Highly Adaptive Cybersecurity Services offer rapid-response solutions.

The government toolbox is not entirely bare when it comes to solutions and services that agencies can use to improve cybersecurity. The National Institute of Technologies and Standards (NIST) has provided detailed guidance on agency security for some time, and the General Services Administration (GSA) recently launched its security-specific procurement program.

Highly Adaptive Cybersecurity Services (HACS), introduced in 2016, is a set of Special Item Numbers (SINs) that agency buyers can access through the GSA’s IT Schedule 70, a long-term contract that has become a “must have” for vendors selling IT products and services to the federal government, states and local entities.

In this case, the HACS SINs provide agencies quick access to pre-vetted support services, allowing them to test for vulnerabilities, rapidly address those that are found and, hopefully, stop attacks before they compromise government networks and systems.

“The HACS SINs allow agencies direct access to a pool of vendors ready to provide services needed to meet Cybersecurity National Action Plan (CNAP) requirements, and proactively protect their IT services,” a GSA spokesperson says. “The SINs also allow agencies to quickly solicit support from vendors when a data security breach has occurred.”

CNAP was formally unveiled as an Obama Administration initiative, in February 2016, to establish a long-term strategy for improving cybersecurity awareness and protections throughout government.

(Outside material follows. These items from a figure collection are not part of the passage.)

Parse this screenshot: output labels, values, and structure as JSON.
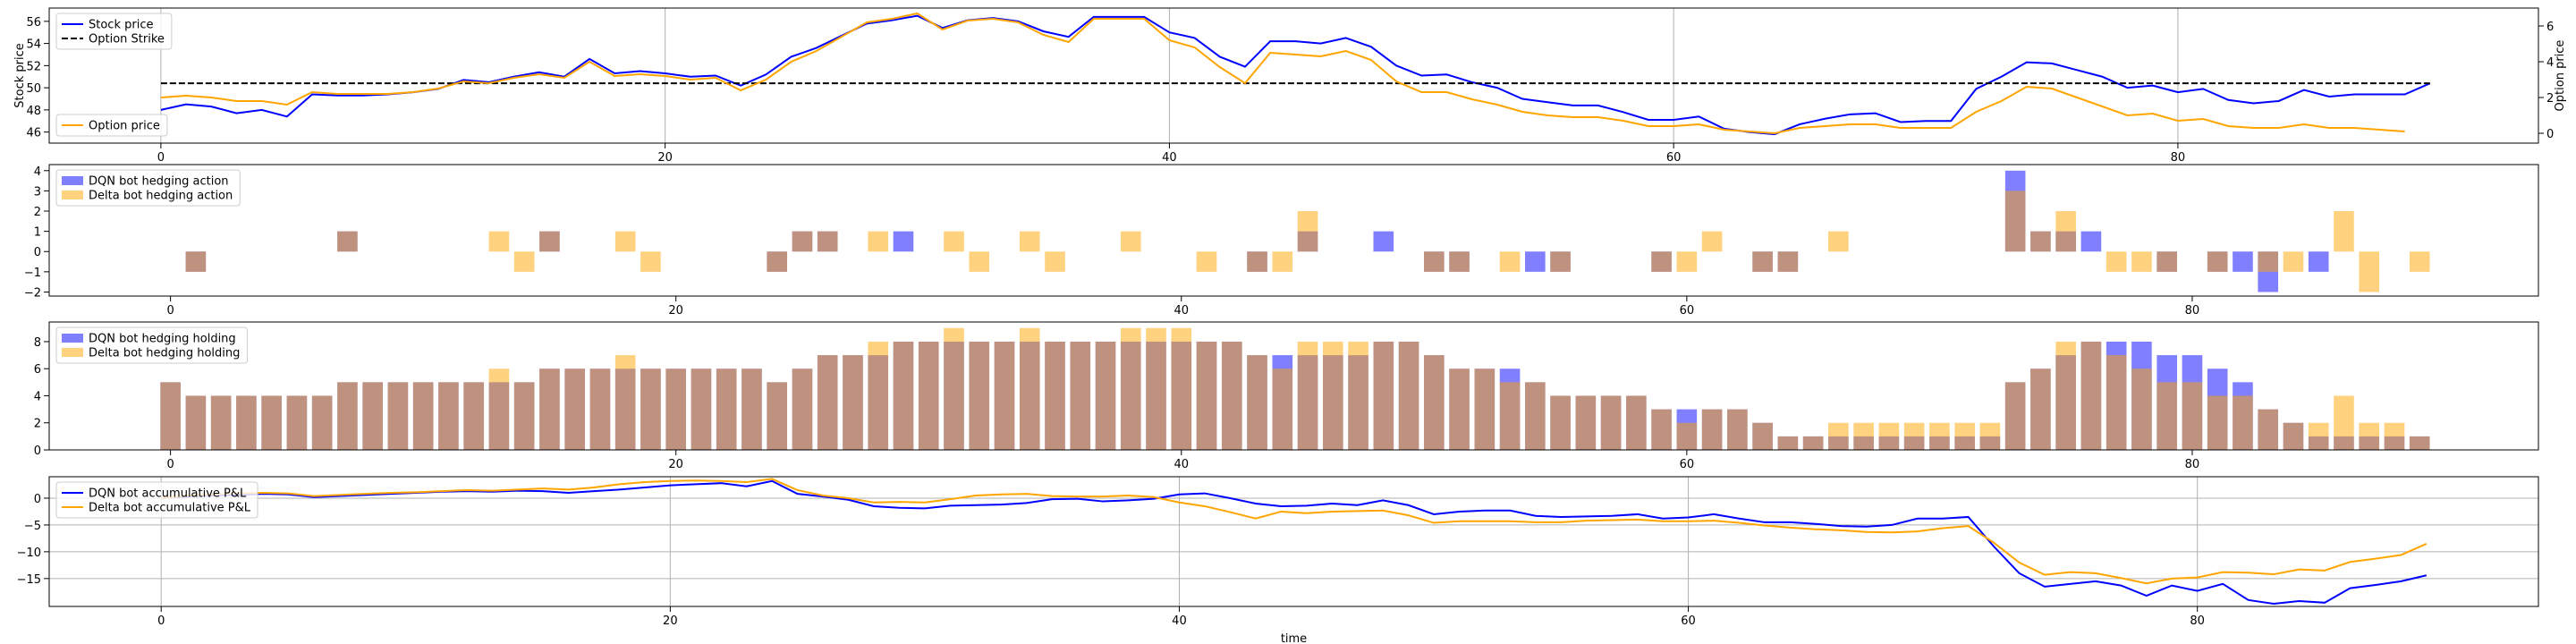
{
  "chart_data": [
    {
      "type": "line",
      "ylabel": "Stock price",
      "y2label": "Option price",
      "xlim": [
        -4.43,
        94.3
      ],
      "xticks": [
        0,
        20,
        40,
        60,
        80
      ],
      "ylim": [
        45,
        57.2
      ],
      "yticks": [
        46,
        48,
        50,
        52,
        54,
        56
      ],
      "y2lim": [
        -0.55,
        7.0
      ],
      "y2ticks": [
        0,
        2,
        4,
        6
      ],
      "grid": "x",
      "x": [
        0,
        1,
        2,
        3,
        4,
        5,
        6,
        7,
        8,
        9,
        10,
        11,
        12,
        13,
        14,
        15,
        16,
        17,
        18,
        19,
        20,
        21,
        22,
        23,
        24,
        25,
        26,
        27,
        28,
        29,
        30,
        31,
        32,
        33,
        34,
        35,
        36,
        37,
        38,
        39,
        40,
        41,
        42,
        43,
        44,
        45,
        46,
        47,
        48,
        49,
        50,
        51,
        52,
        53,
        54,
        55,
        56,
        57,
        58,
        59,
        60,
        61,
        62,
        63,
        64,
        65,
        66,
        67,
        68,
        69,
        70,
        71,
        72,
        73,
        74,
        75,
        76,
        77,
        78,
        79,
        80,
        81,
        82,
        83,
        84,
        85,
        86,
        87,
        88,
        89,
        90
      ],
      "series": [
        {
          "name": "Stock price",
          "color": "#0000ff",
          "legend": "upper left",
          "values": [
            48.0,
            48.5,
            48.3,
            47.7,
            48.0,
            47.4,
            49.4,
            49.3,
            49.3,
            49.4,
            49.6,
            49.9,
            50.7,
            50.5,
            51.0,
            51.4,
            51.0,
            52.6,
            51.3,
            51.5,
            51.3,
            51.0,
            51.1,
            50.2,
            51.2,
            52.8,
            53.6,
            54.7,
            55.8,
            56.1,
            56.5,
            55.4,
            56.1,
            56.3,
            56.0,
            55.1,
            54.6,
            56.4,
            56.4,
            56.4,
            55.0,
            54.5,
            52.8,
            51.9,
            54.2,
            54.2,
            54.0,
            54.5,
            53.7,
            52.0,
            51.1,
            51.2,
            50.5,
            50.0,
            49.0,
            48.7,
            48.4,
            48.4,
            47.8,
            47.1,
            47.1,
            47.4,
            46.3,
            46.0,
            45.8,
            46.7,
            47.2,
            47.6,
            47.7,
            46.9,
            47.0,
            47.0,
            49.9,
            51.0,
            52.3,
            52.2,
            51.6,
            51.0,
            50.0,
            50.2,
            49.6,
            49.9,
            48.9,
            48.6,
            48.8,
            49.8,
            49.2,
            49.4,
            49.4,
            49.4,
            50.4
          ]
        },
        {
          "name": "Option Strike",
          "color": "#000000",
          "dash": true,
          "legend": "upper left",
          "x": [
            0,
            90
          ],
          "values": [
            50.4,
            50.4
          ]
        },
        {
          "name": "Option price",
          "color": "#ffa500",
          "axis": "y2",
          "legend": "lower left",
          "values": [
            2.0,
            2.1,
            2.0,
            1.8,
            1.8,
            1.6,
            2.3,
            2.2,
            2.2,
            2.2,
            2.3,
            2.5,
            2.9,
            2.8,
            3.1,
            3.3,
            3.1,
            4.0,
            3.2,
            3.3,
            3.2,
            3.0,
            3.1,
            2.4,
            3.0,
            4.0,
            4.6,
            5.4,
            6.2,
            6.4,
            6.7,
            5.8,
            6.3,
            6.4,
            6.2,
            5.5,
            5.1,
            6.4,
            6.4,
            6.4,
            5.2,
            4.8,
            3.7,
            2.8,
            4.5,
            4.4,
            4.3,
            4.6,
            4.1,
            2.9,
            2.3,
            2.3,
            1.9,
            1.6,
            1.2,
            1.0,
            0.9,
            0.9,
            0.7,
            0.4,
            0.4,
            0.5,
            0.2,
            0.1,
            0.0,
            0.3,
            0.4,
            0.5,
            0.5,
            0.3,
            0.3,
            0.3,
            1.2,
            1.8,
            2.6,
            2.5,
            2.0,
            1.5,
            1.0,
            1.1,
            0.7,
            0.8,
            0.4,
            0.3,
            0.3,
            0.5,
            0.3,
            0.3,
            0.2,
            0.1,
            null
          ]
        }
      ]
    },
    {
      "type": "bar",
      "xlim": [
        -4.8,
        93.7
      ],
      "xticks": [
        0,
        20,
        40,
        60,
        80
      ],
      "ylim": [
        -2.2,
        4.3
      ],
      "yticks": [
        {
          "value": -2,
          "label": "−2"
        },
        {
          "value": -1,
          "label": "−1"
        },
        0,
        1,
        2,
        3,
        4
      ],
      "grid": "none",
      "x": [
        0,
        1,
        2,
        3,
        4,
        5,
        6,
        7,
        8,
        9,
        10,
        11,
        12,
        13,
        14,
        15,
        16,
        17,
        18,
        19,
        20,
        21,
        22,
        23,
        24,
        25,
        26,
        27,
        28,
        29,
        30,
        31,
        32,
        33,
        34,
        35,
        36,
        37,
        38,
        39,
        40,
        41,
        42,
        43,
        44,
        45,
        46,
        47,
        48,
        49,
        50,
        51,
        52,
        53,
        54,
        55,
        56,
        57,
        58,
        59,
        60,
        61,
        62,
        63,
        64,
        65,
        66,
        67,
        68,
        69,
        70,
        71,
        72,
        73,
        74,
        75,
        76,
        77,
        78,
        79,
        80,
        81,
        82,
        83,
        84,
        85,
        86,
        87,
        88,
        89
      ],
      "series": [
        {
          "name": "DQN bot hedging action",
          "color": "#0000ff",
          "legend": "upper left",
          "values": [
            0,
            -1,
            0,
            0,
            0,
            0,
            0,
            1,
            0,
            0,
            0,
            0,
            0,
            0,
            0,
            1,
            0,
            0,
            0,
            0,
            0,
            0,
            0,
            0,
            -1,
            1,
            1,
            0,
            0,
            1,
            0,
            0,
            0,
            0,
            0,
            0,
            0,
            0,
            0,
            0,
            0,
            0,
            0,
            -1,
            0,
            1,
            0,
            0,
            1,
            0,
            -1,
            -1,
            0,
            0,
            -1,
            -1,
            0,
            0,
            0,
            -1,
            0,
            0,
            0,
            -1,
            -1,
            0,
            0,
            0,
            0,
            0,
            0,
            0,
            0,
            4,
            1,
            1,
            1,
            0,
            0,
            -1,
            0,
            -1,
            -1,
            -2,
            0,
            -1,
            0,
            0,
            0,
            0
          ]
        },
        {
          "name": "Delta bot hedging action",
          "color": "#ffa500",
          "legend": "upper left",
          "values": [
            0,
            -1,
            0,
            0,
            0,
            0,
            0,
            1,
            0,
            0,
            0,
            0,
            0,
            1,
            -1,
            1,
            0,
            0,
            1,
            -1,
            0,
            0,
            0,
            0,
            -1,
            1,
            1,
            0,
            1,
            0,
            0,
            1,
            -1,
            0,
            1,
            -1,
            0,
            0,
            1,
            0,
            0,
            -1,
            0,
            -1,
            -1,
            2,
            0,
            0,
            0,
            0,
            -1,
            -1,
            0,
            -1,
            0,
            -1,
            0,
            0,
            0,
            -1,
            -1,
            1,
            0,
            -1,
            -1,
            0,
            1,
            0,
            0,
            0,
            0,
            0,
            0,
            3,
            1,
            2,
            0,
            -1,
            -1,
            -1,
            0,
            -1,
            0,
            -1,
            -1,
            0,
            2,
            -2,
            0,
            -1
          ]
        }
      ]
    },
    {
      "type": "bar",
      "xlim": [
        -4.8,
        93.7
      ],
      "xticks": [
        0,
        20,
        40,
        60,
        80
      ],
      "ylim": [
        0,
        9.45
      ],
      "yticks": [
        0,
        2,
        4,
        6,
        8
      ],
      "grid": "none",
      "x": [
        0,
        1,
        2,
        3,
        4,
        5,
        6,
        7,
        8,
        9,
        10,
        11,
        12,
        13,
        14,
        15,
        16,
        17,
        18,
        19,
        20,
        21,
        22,
        23,
        24,
        25,
        26,
        27,
        28,
        29,
        30,
        31,
        32,
        33,
        34,
        35,
        36,
        37,
        38,
        39,
        40,
        41,
        42,
        43,
        44,
        45,
        46,
        47,
        48,
        49,
        50,
        51,
        52,
        53,
        54,
        55,
        56,
        57,
        58,
        59,
        60,
        61,
        62,
        63,
        64,
        65,
        66,
        67,
        68,
        69,
        70,
        71,
        72,
        73,
        74,
        75,
        76,
        77,
        78,
        79,
        80,
        81,
        82,
        83,
        84,
        85,
        86,
        87,
        88,
        89
      ],
      "series": [
        {
          "name": "DQN bot hedging holding",
          "color": "#0000ff",
          "legend": "upper left",
          "values": [
            5,
            4,
            4,
            4,
            4,
            4,
            4,
            5,
            5,
            5,
            5,
            5,
            5,
            5,
            5,
            6,
            6,
            6,
            6,
            6,
            6,
            6,
            6,
            6,
            5,
            6,
            7,
            7,
            7,
            8,
            8,
            8,
            8,
            8,
            8,
            8,
            8,
            8,
            8,
            8,
            8,
            8,
            8,
            7,
            7,
            7,
            7,
            7,
            8,
            8,
            7,
            6,
            6,
            6,
            5,
            4,
            4,
            4,
            4,
            3,
            3,
            3,
            3,
            2,
            1,
            1,
            1,
            1,
            1,
            1,
            1,
            1,
            1,
            5,
            6,
            7,
            8,
            8,
            8,
            7,
            7,
            6,
            5,
            3,
            2,
            1,
            1,
            1,
            1,
            1
          ]
        },
        {
          "name": "Delta bot hedging holding",
          "color": "#ffa500",
          "legend": "upper left",
          "values": [
            5,
            4,
            4,
            4,
            4,
            4,
            4,
            5,
            5,
            5,
            5,
            5,
            5,
            6,
            5,
            6,
            6,
            6,
            7,
            6,
            6,
            6,
            6,
            6,
            5,
            6,
            7,
            7,
            8,
            8,
            8,
            9,
            8,
            8,
            9,
            8,
            8,
            8,
            9,
            9,
            9,
            8,
            8,
            7,
            6,
            8,
            8,
            8,
            8,
            8,
            7,
            6,
            6,
            5,
            5,
            4,
            4,
            4,
            4,
            3,
            2,
            3,
            3,
            2,
            1,
            1,
            2,
            2,
            2,
            2,
            2,
            2,
            2,
            5,
            6,
            8,
            8,
            7,
            6,
            5,
            5,
            4,
            4,
            3,
            2,
            2,
            4,
            2,
            2,
            1
          ]
        }
      ]
    },
    {
      "type": "line",
      "xlabel": "time",
      "xlim": [
        -4.4,
        93.4
      ],
      "xticks": [
        0,
        20,
        40,
        60,
        80
      ],
      "ylim": [
        -20.2,
        4.0
      ],
      "yticks": [
        {
          "value": -15,
          "label": "−15"
        },
        {
          "value": -10,
          "label": "−10"
        },
        {
          "value": -5,
          "label": "−5"
        },
        0
      ],
      "grid": "both",
      "x": [
        0,
        1,
        2,
        3,
        4,
        5,
        6,
        7,
        8,
        9,
        10,
        11,
        12,
        13,
        14,
        15,
        16,
        17,
        18,
        19,
        20,
        21,
        22,
        23,
        24,
        25,
        26,
        27,
        28,
        29,
        30,
        31,
        32,
        33,
        34,
        35,
        36,
        37,
        38,
        39,
        40,
        41,
        42,
        43,
        44,
        45,
        46,
        47,
        48,
        49,
        50,
        51,
        52,
        53,
        54,
        55,
        56,
        57,
        58,
        59,
        60,
        61,
        62,
        63,
        64,
        65,
        66,
        67,
        68,
        69,
        70,
        71,
        72,
        73,
        74,
        75,
        76,
        77,
        78,
        79,
        80,
        81,
        82,
        83,
        84,
        85,
        86,
        87,
        88,
        89
      ],
      "series": [
        {
          "name": "DQN bot accumulative P&L",
          "color": "#0000ff",
          "legend": "upper left",
          "values": [
            0,
            0.3,
            0.5,
            0.6,
            0.8,
            0.7,
            0.2,
            0.4,
            0.6,
            0.8,
            1.0,
            1.2,
            1.3,
            1.2,
            1.4,
            1.3,
            1.0,
            1.3,
            1.6,
            2.0,
            2.4,
            2.6,
            2.8,
            2.2,
            3.2,
            0.8,
            0.3,
            -0.3,
            -1.5,
            -1.8,
            -1.9,
            -1.4,
            -1.3,
            -1.2,
            -0.9,
            -0.2,
            -0.1,
            -0.6,
            -0.4,
            -0.1,
            0.7,
            0.9,
            0.0,
            -1.0,
            -1.5,
            -1.4,
            -1.0,
            -1.3,
            -0.4,
            -1.3,
            -3.0,
            -2.5,
            -2.3,
            -2.3,
            -3.3,
            -3.5,
            -3.4,
            -3.3,
            -3.0,
            -3.8,
            -3.6,
            -3.0,
            -3.8,
            -4.5,
            -4.5,
            -4.8,
            -5.2,
            -5.3,
            -5.0,
            -3.8,
            -3.8,
            -3.5,
            -9.0,
            -14.0,
            -16.5,
            -16.0,
            -15.5,
            -16.3,
            -18.2,
            -16.3,
            -17.3,
            -16.0,
            -19.0,
            -19.7,
            -19.2,
            -19.5,
            -16.8,
            -16.2,
            -15.5,
            -14.4
          ]
        },
        {
          "name": "Delta bot accumulative P&L",
          "color": "#ffa500",
          "legend": "upper left",
          "values": [
            0,
            0.5,
            0.7,
            0.9,
            1.0,
            0.9,
            0.4,
            0.6,
            0.8,
            1.0,
            1.1,
            1.3,
            1.5,
            1.4,
            1.6,
            1.8,
            1.6,
            2.0,
            2.6,
            3.0,
            3.2,
            3.3,
            3.2,
            3.0,
            3.6,
            1.5,
            0.5,
            0.0,
            -0.8,
            -0.7,
            -0.8,
            -0.2,
            0.5,
            0.7,
            0.8,
            0.4,
            0.3,
            0.3,
            0.5,
            0.2,
            -0.8,
            -1.5,
            -2.6,
            -3.8,
            -2.5,
            -2.8,
            -2.5,
            -2.4,
            -2.3,
            -3.2,
            -4.6,
            -4.3,
            -4.3,
            -4.3,
            -4.5,
            -4.5,
            -4.2,
            -4.1,
            -4.0,
            -4.3,
            -4.3,
            -4.2,
            -4.6,
            -5.1,
            -5.5,
            -5.8,
            -6.0,
            -6.3,
            -6.4,
            -6.2,
            -5.6,
            -5.2,
            -8.3,
            -12.0,
            -14.3,
            -13.8,
            -14.0,
            -14.9,
            -15.9,
            -15.0,
            -14.8,
            -13.8,
            -13.9,
            -14.2,
            -13.3,
            -13.5,
            -11.9,
            -11.3,
            -10.6,
            -8.5
          ]
        }
      ]
    }
  ]
}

A companion Cybersecurity Strategy and Implementation Plan (CSIP) was launched as a result of the government’s 2015 30-day Cybersecurity Sprint. CSIP seeks to identify and prioritize high-value assets; prepare for, respond to and recover from cyberattacks; and ensure deployment of the best technology in pursuit of those goals.

Specifically, the HACS SINs are:

  • 132-45A Penetration Testing that mimics real-world attacks to identify ways that attackers might circumvent security features.
  • 132-45B Incident Response are services that help agencies affected by a cybersecurity attack to determine the extent of the incident, to remove attackers from systems and restore networks to a more secure state.
  • 132-45C Cyber Hunt activities anticipate and prepare for potential attacks by identifying cyberthreats to industries outside of government whose IT systems are similar to those used by government agencies.
  • 132-45D Risk and Vulnerability Assessment provide services such as network mapping, vulnerability scanning, phishing assessment and penetration testing.

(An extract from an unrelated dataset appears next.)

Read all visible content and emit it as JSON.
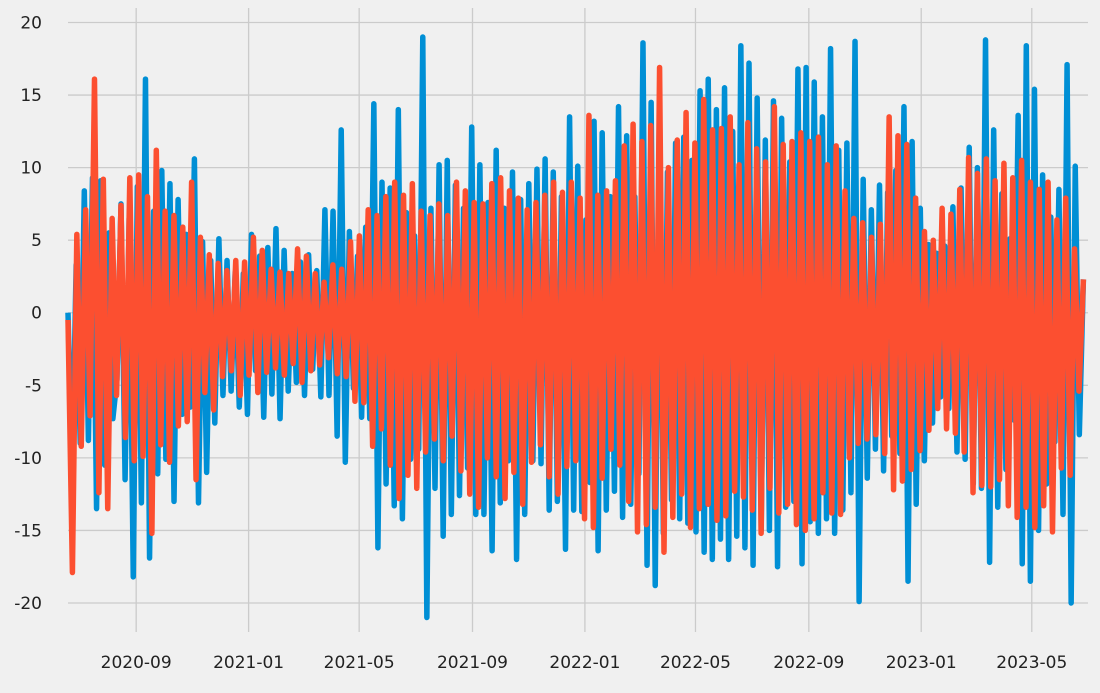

It took a while for agency users to become knowledgeable about the SINs, but in fiscal year 2018 there’s been a “strong increase” in the number of solicitations that include them, the GSA spokesperson says. Agencies have indicated that they like having cyber-specific SINs available to them. Some have inquired with the GSA about incorporating them into their RFPs. To date, the HACS SIN 132-45D has generated the most inquiries, the GSA said.

Looking to improve the program, the GSA recently launched a HACS Modernization initiative. At an RFI and stakeholder event, in June 2018, a majority of vendors favored combining the current four SINs into one, the GSA spokesperson says.